Elimizdeki ilk senaryoda insanların tercihi büyük oranda (%72) A seçeneği oldu. İkinci senaryoda ise insanların büyük çoğunluğu D seçeneğini (%78) seçti. Bir ihtimal siz değerli üyelerimizin de seçimleri benzer şekilde değişik olmuş olabilir sadece aslen A ile C, B ile de D seçeneği aynı şeyi konu alıyor. 

İnsanların kullanılan sözcüklere bakılırsa değişik karar vermesinin sebebi: Çerçeveleme tesiri

çerçeveleme etkisi

Bu araştırma, insanların pek de o denli rasyonel kararlar veremediğini, duygusal etmenlerin de kararlarda etkili bulunduğunu gösteren güzel bir örnek, alandaki de en popüler çalışmalardan biri. O şekilde ki Kahnemann ve Tversky bu emek harcamaları ile 2002 senesinde Nobel almıştır. Ortaya attıkları kuram de Çerçeveleme Tesiri altında ele alınan Beklenti Teorisi’dir.

asya hastalığı

Bu örnek, insanlara birazcık uzak gelse de aslen günlük hayatımızda bu durumla sık sık karşılaşırız. Her ne kadar akla ilk kullanıldığı yer siyasetmiş şeklinde gelse de aslen ekonomide, habercilikte ve başka alanlarda da kullanılır. Hatta bu etkiyi firmaların nasıl kullanabildiğine dair geçmişten bir de örnek verelim, tam olsun. 

Geçmişte çerçeveleme tesirini en güzel kullanan firmalar kredi kartı firmalarıydı

kredi kartları

Kredi kartları ilk çıktıkları dönemde bu kadar yaygın değildi. Bu yeni teknolojiyi tutundurmaya çalışan firmalar, komisyon ödemek istemeyen kuruluşları ikna etmeye çalışıyordu. İnsanların kredi kartlarıyla almayı tercih etmiş olduğu şeylerin başlangıcında da akaryakıt geliyordu.

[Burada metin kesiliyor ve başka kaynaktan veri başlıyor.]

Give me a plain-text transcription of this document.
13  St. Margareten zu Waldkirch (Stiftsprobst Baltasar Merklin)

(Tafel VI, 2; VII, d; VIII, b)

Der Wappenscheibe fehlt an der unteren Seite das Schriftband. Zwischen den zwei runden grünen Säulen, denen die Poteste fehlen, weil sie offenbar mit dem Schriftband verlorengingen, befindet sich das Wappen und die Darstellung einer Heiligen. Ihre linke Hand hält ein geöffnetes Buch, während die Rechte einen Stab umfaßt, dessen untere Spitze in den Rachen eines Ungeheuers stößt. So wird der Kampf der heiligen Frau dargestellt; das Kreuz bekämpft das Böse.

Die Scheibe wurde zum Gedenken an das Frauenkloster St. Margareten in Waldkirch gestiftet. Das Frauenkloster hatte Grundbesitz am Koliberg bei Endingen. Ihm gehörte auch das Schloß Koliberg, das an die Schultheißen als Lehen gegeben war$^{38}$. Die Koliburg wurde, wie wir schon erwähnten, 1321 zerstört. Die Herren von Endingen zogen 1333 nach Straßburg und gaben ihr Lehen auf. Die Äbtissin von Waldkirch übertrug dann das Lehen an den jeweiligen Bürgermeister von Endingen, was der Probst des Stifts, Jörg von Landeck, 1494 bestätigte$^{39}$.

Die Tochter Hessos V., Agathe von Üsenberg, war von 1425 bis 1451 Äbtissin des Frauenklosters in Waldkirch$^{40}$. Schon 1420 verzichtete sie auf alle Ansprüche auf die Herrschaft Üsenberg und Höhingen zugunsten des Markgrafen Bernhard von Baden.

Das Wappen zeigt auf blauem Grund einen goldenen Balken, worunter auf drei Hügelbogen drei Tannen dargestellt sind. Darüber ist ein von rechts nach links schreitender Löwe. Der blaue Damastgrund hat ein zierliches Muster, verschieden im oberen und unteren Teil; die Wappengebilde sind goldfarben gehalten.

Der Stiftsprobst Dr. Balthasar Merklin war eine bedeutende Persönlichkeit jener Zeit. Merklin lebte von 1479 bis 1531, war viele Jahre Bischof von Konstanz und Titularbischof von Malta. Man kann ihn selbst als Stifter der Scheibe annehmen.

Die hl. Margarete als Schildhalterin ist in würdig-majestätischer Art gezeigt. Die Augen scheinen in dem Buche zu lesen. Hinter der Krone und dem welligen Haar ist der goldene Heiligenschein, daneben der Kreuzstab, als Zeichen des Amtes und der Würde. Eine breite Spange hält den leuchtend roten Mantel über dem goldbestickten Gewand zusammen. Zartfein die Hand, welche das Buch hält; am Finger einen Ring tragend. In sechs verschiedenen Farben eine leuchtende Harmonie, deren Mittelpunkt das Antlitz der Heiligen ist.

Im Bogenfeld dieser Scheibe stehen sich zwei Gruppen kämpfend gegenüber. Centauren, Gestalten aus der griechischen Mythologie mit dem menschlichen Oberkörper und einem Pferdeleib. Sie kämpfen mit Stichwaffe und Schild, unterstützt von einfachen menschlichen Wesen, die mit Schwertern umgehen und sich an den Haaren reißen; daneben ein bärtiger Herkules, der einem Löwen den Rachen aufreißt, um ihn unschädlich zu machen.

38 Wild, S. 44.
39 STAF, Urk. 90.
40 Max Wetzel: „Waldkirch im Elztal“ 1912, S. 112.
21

Akaryakıt firmaları ise %1’lik komisyonu ödemek istemedikleri için kartlı alışverişlere %1’lik bir komisyon koymak istedi. Bunun “kredi kartları daha pahalıdır” şeklinde bir çerçeveleme tesiri yaratması ise kimsenin işine gelmiyordu. Bunun üstüne iki taraf bir araya geldi ve kredi kartı firmaları dahiyane bir çözüm sundu. Buna bakılırsa tüm alımlarda benzin %1 zamlı olacaktı sadece peşin ödeme yapanlar %1 indirim hakkına erişecekti. Bu durumda oluşacak idrak ise “Akaryakıtı nakit almak daha ucuza geliyor” olacaktı. 

(Ek olarak insanoğlu paranın gerçek kıymetini unutmaya oldukca eğilimlidir. 101 liralık alışverişe 100 TL +1 TL komisyon yazarsanız kızarlar fakat bu örnekte olduğu şeklinde işlem yaparken 1 liradan bir şey olamayacağını düşünürler.) 

Asya Hastalığı Problemi kısa sürede yaşanmış olan Covid-19 pandemisi ile beraber adeta gerçek hayatta da kontrol edilmiş oldu. Bazı ülkeler daha yumuşak, bazı ülkeler daha sert önlemler aldı. Sonuçta hangisinin daha doğru bulunduğunu ise yakın gelecekte göreceğiz şeklinde duruyor. 



İlgili Makaleler

Bir yanıt yazın

E-posta adresiniz yayınlanmayacak. Gerekli alanlar * ile işaretlenmişlerdir

Başa dön tuşu
Kapalı

Please allow ads on our site

Looks like you're using an ad blocker. We rely on advertising to help fund our site.